15.3. Further, at [20]-[25] of PD the Upper Tribunal make clear that, in cases such as this, the task for the decision maker is not to consider the application from a child of the family in isolation but to consider the claims of the family as a whole in the round and determine them together. I do not consider, when the findings of the First tier Tribunal Judge are read as a whole, that he fell into error in this respect. Whilst the primary focus of his findings was with respect to the best interests of both children, particularly K, at [48] he made a clear finding that K "could not be left alone in the UK and, on that basis, her parents need to remain in the UK to continue to cherish and support her development along with the development of their son." This finding is entirely in accordance with the finding by the Upper Tribunal in PD at [31] that "viewed from the twin perspectives of the third Appellant's private and family life, the conclusion that his best interests would be best served by continuing to live in the United Kingdom, with his parents, follows inexorably."

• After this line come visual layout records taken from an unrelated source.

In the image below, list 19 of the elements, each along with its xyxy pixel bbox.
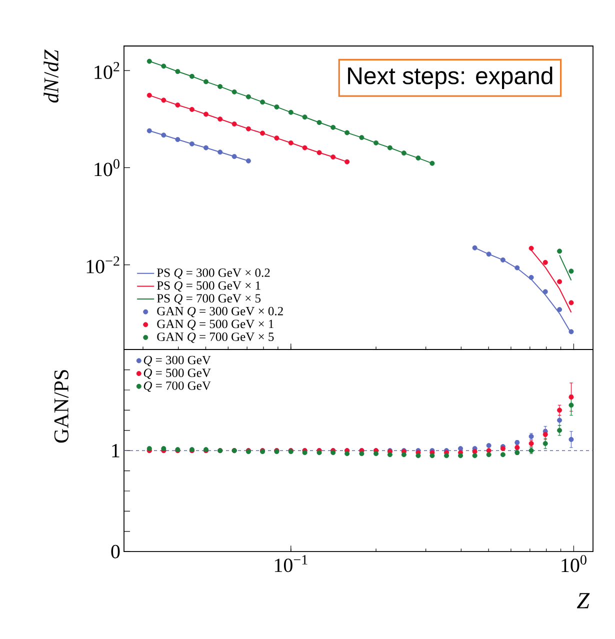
legend-label: GAN Q = 500 GeV × 1 [157, 320, 274, 330]
x-axis-title: Z [576, 593, 590, 608]
legend-label: PS Q = 300 GeV × 0.2 [157, 268, 270, 279]
legend-label: Q = 300 GeV [144, 356, 211, 366]
y-tick-label: 10$^{0}$ [94, 159, 120, 176]
y-tick-label: 10$^{2}$ [94, 62, 120, 80]
legend-label: PS Q = 500 GeV × 1 [157, 281, 260, 292]
y-axis-title: GAN/PS [54, 370, 68, 443]
y-axis-title: dN/dZ [44, 50, 58, 103]
legend-label: GAN Q = 300 GeV × 0.2 [157, 306, 283, 318]
annotation: Next steps: expand [348, 66, 552, 90]
x-tick-label: 10$^{−1}$ [274, 555, 308, 572]
legend-label: PS Q = 700 GeV × 5 [157, 294, 261, 304]
y-tick-label: 1 [112, 444, 120, 458]
y-tick-label: 0 [111, 544, 120, 558]
legend-label: GAN Q = 700 GeV × 5 [157, 332, 274, 343]
legend-label: Q = 700 GeV [144, 381, 211, 392]
y-tick-label: 10$^{−2}$ [86, 256, 120, 274]
legend-label: Q = 500 GeV [144, 368, 211, 379]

15.4. It is further clear from the jurisprudence cf. PD at [40] that each case is fact sensitive. I find that the First tier Tribunal Judge carefully considered the oral and written evidence presented to him and provided adequate reasons for his findings, which are sustainable.
Notice of decision
16. The appeal by the Secretary of State for the Home Department is dismissed with the effect that the decision of First tier Tribunal Judge Callender Smith to allow the appeals of the family is upheld.